Je ne puis me rappeler sans rire l'air ébahi qu'avaient mes Bernardins, et avec quelle estime profonde ils m'accueillirent lorsque je descendis de chaire. Cette première espiéglerie m'avait trop bien réussi pour ne pas continuer et soutenir mon personnage. J'étudiais donc tous les jours la leçon que j'allais dicter, et, en la dictant de mémoire, j'avais l'air de produire et de composer sur-le-champ. A quelque temps de là, Morin alla les voir, et ils lui parlèrent de moi avec l'étonnement dont on parlerait d'un prodige. Ils lui montrèrent mes cahiers; et, lorsqu'il voulut bien me témoigner lui-même sa surprise que cela fût dicté de tête, je lui répondis par une sentence d'Horace que Boileau a traduite ainsi :

Ce que l'on conçoit bien s'énonce clairement,
Et les mots, pour le dire, arrivent aisément.

Ainsi, chez les Gascons, je débutai par une gasconnade; mais elle m'était nécessaire, et il arriva que, le professeur Bernardin étant venu prendre sa place, Morin, qui ne pouvait suffire au nombre d'écoliers qui s'adressaient à lui, m'en donna tant que je voulus. D'un autre côté, la fortune vint encore au-devant de moi.

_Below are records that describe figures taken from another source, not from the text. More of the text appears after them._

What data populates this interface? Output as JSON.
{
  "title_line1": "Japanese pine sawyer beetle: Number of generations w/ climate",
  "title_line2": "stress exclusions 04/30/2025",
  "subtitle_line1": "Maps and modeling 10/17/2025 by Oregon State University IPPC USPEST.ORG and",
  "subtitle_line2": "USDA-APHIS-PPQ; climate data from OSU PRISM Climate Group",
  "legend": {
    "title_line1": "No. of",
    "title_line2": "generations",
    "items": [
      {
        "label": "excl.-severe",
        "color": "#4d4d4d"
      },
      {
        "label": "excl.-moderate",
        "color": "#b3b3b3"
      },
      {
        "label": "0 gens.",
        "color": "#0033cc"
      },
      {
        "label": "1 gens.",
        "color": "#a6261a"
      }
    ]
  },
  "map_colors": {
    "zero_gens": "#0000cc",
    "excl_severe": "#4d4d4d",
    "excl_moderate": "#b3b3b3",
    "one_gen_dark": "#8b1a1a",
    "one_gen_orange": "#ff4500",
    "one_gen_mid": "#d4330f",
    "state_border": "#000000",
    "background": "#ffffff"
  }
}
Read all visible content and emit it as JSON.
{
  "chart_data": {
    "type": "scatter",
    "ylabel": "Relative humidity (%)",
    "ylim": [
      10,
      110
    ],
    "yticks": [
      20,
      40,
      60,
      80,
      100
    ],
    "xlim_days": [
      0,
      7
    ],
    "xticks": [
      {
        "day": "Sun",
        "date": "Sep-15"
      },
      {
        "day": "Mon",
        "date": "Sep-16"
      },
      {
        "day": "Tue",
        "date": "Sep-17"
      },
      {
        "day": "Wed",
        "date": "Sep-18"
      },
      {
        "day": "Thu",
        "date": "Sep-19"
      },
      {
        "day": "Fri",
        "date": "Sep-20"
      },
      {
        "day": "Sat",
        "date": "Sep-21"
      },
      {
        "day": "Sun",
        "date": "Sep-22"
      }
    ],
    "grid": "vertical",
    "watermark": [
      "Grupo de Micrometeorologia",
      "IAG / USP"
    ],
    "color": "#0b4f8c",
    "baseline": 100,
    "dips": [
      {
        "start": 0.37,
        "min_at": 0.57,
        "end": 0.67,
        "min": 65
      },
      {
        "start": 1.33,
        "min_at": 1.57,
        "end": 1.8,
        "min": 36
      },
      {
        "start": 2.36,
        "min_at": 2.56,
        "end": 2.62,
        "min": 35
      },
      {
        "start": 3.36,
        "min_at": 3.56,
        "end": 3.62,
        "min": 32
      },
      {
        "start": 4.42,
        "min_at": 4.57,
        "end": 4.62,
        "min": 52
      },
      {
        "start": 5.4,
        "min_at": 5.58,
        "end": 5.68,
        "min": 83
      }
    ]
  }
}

Il y avait à Toulouse un hospice fondé pour les étudiants de la province du Limosin. Dans cet hospice, appelé le collége de Sainte-Catherine, les places donnaient un logement et 200 livres de revenu, durant les cinq années de grades. Lorsqu'une de ces places était vacante, les titulaires y nommaient au scrutin, bonne et sage institution. Ce fut dans l'une de ces vacances que mes jeunes compatriotes voulurent bien penser à moi. Dans ce collége où la liberté n'avait pour règle que la décence, chacun vivait à sa manière; le portier et le cuisinier étaient payés à frais communs. Ainsi, par mon économie, je pus verser dans ma famille la plus grande partie du fruit de mon travail; et cette épargne, qui suivait tous les ans l'accroissement de

mon école, devint assez considérable pour commencer à mettre mes parents à leur aise. Mais, tandis que la fortune me procurait les jouissances les plus douces, la nature me préparait les plus déchirantes douleurs. J'eus cependant encore quelque temps de prospérité.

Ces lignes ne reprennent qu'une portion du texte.